The problem with the spinnaker halyard is fairly simple to resolve. The original design of the spinnaker bail placed it far too close to the headstay. As the sail bounces around, the block can easily tangle in the headstay and fitting. Catalina realized this problem and produced an add-on spinnaker crane. The crane slips over the top of the masthead and is held in place with the forward sheave pin, the headstay pin and the existing spinnaker bail pin (or bolt). It is robustly fabricated from stainless steel and only costs about $50. I would recommend that you drop the mast to install the crane, but a creative experienced rigger could do it in place. The difficult part is that the sheave pins and headstay pin needs to be removed in order to install the crane.

The sheave problem is fairly simple too. Catalina used phenolic masthead sheaves on many boats. These sheaves are an early composite material, a material composed of a resin and fabric pressed together at high pressure. The sheaves work fine, but tend to wear over time. The center bore tends to get larger and out of round and the rope surface tends to wear deeper-especially with the wire rope halyards used on the boat. The phenolic sheaves are available as replacements for about $18 each.

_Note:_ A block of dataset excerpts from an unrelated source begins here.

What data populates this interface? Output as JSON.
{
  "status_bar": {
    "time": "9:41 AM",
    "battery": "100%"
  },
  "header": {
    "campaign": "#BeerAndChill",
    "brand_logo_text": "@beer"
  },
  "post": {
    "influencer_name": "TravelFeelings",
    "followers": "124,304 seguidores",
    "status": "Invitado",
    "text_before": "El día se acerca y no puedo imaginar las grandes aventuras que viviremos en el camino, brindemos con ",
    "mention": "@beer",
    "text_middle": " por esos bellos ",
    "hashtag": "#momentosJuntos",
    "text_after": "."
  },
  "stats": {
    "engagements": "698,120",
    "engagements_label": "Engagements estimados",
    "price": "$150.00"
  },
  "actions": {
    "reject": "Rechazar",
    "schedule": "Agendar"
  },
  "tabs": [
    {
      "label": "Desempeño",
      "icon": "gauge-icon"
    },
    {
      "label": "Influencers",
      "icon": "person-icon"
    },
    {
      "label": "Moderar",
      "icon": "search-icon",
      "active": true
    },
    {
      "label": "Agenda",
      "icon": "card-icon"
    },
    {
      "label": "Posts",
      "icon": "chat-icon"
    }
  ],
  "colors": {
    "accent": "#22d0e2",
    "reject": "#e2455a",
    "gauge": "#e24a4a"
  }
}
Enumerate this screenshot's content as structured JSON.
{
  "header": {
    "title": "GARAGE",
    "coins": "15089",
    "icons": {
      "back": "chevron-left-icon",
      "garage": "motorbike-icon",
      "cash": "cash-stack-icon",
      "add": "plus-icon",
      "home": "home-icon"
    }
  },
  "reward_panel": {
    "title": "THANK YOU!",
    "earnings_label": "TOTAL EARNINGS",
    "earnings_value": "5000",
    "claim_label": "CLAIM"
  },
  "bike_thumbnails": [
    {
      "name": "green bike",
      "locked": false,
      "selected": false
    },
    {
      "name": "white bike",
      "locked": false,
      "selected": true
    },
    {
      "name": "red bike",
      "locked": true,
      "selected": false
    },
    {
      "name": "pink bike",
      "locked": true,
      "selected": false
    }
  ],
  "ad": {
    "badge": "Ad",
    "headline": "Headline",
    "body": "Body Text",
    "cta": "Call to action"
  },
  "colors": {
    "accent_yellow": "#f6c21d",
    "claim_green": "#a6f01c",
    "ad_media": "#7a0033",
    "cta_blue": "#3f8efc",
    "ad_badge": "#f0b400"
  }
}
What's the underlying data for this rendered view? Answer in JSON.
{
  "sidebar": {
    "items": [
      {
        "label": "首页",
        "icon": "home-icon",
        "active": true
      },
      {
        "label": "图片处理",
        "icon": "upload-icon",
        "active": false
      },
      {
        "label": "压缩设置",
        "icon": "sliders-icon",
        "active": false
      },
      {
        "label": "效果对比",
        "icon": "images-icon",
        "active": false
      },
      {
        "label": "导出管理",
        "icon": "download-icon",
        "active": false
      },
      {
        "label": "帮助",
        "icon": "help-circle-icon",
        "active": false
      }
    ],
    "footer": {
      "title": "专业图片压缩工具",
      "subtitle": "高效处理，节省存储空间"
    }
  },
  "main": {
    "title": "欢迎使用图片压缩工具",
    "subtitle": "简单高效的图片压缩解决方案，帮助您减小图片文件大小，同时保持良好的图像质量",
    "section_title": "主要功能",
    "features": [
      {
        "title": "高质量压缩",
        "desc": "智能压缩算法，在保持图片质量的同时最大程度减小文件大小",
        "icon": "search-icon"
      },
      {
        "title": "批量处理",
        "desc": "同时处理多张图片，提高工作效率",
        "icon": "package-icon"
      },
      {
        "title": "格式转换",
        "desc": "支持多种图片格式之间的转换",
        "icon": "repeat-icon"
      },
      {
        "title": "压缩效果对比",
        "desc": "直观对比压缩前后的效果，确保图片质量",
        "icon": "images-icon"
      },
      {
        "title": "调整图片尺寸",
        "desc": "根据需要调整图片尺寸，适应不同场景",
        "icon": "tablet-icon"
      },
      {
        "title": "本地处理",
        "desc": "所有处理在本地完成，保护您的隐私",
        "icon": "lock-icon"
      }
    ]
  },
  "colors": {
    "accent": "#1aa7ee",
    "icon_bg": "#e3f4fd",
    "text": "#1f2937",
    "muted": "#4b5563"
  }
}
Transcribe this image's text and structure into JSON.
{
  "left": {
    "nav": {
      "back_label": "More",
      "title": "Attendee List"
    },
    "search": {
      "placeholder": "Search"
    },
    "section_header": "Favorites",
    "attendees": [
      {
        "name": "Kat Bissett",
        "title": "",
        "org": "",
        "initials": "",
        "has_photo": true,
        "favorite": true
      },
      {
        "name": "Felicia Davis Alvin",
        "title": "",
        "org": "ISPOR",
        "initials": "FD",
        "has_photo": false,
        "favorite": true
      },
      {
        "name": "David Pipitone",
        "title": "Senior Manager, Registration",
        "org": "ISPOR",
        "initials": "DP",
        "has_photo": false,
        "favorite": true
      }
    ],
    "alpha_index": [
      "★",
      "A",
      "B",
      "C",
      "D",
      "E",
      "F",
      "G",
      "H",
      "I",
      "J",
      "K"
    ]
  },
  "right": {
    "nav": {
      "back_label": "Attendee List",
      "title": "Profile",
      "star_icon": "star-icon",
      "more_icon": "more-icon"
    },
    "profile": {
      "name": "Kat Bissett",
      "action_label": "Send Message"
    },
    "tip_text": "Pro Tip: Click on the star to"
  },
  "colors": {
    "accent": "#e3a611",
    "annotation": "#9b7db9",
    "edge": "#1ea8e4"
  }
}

Both the sheaves and crane are available from Catalina Direct (www.catalinadirect.com, 800-959-7245).

Custom sheaves would be more expensive, about $35 each, but would give a bit more flexibility and better performance. I have used Zephyrwerks (www.zephyrwerks.com, 360-385-2720) in Port Townsend, Washington, to build sheaves many times. The sheaves are built from Delrin with pressed-in, self-lubricating bronze bushings. Delrin would perform better than phenolic with wire halyards. You will need to specify all the details about the sheaves you need, the old sheaves will be worn so you need to pass the measurements on the sheave pin and the masthead itself. You can do some good estimating from the old sheaves, especially if some are more lightly used. You can find a lot of good sizing information on the Zephyrwerks website.

The Catalina 30 used wire and rope halyards for the main and jib halyards. At the time the boat was built, wire halyards were the way to go as the rope of the day was far too elastic. These days, rope technology has surpassed that of wire-it is lighter, stronger and less elastic. You can replace the wire jib halyards with a cordage halyard, but there is not enough clearance to replace the main halyard. A good rigger or marine store should be able to specify a good-quality, low-stretch cordage to use for a halyard. If you choose custom sheaves, be sure to specify your halyard material first as the sheaves will be customized to best handle the material you choose.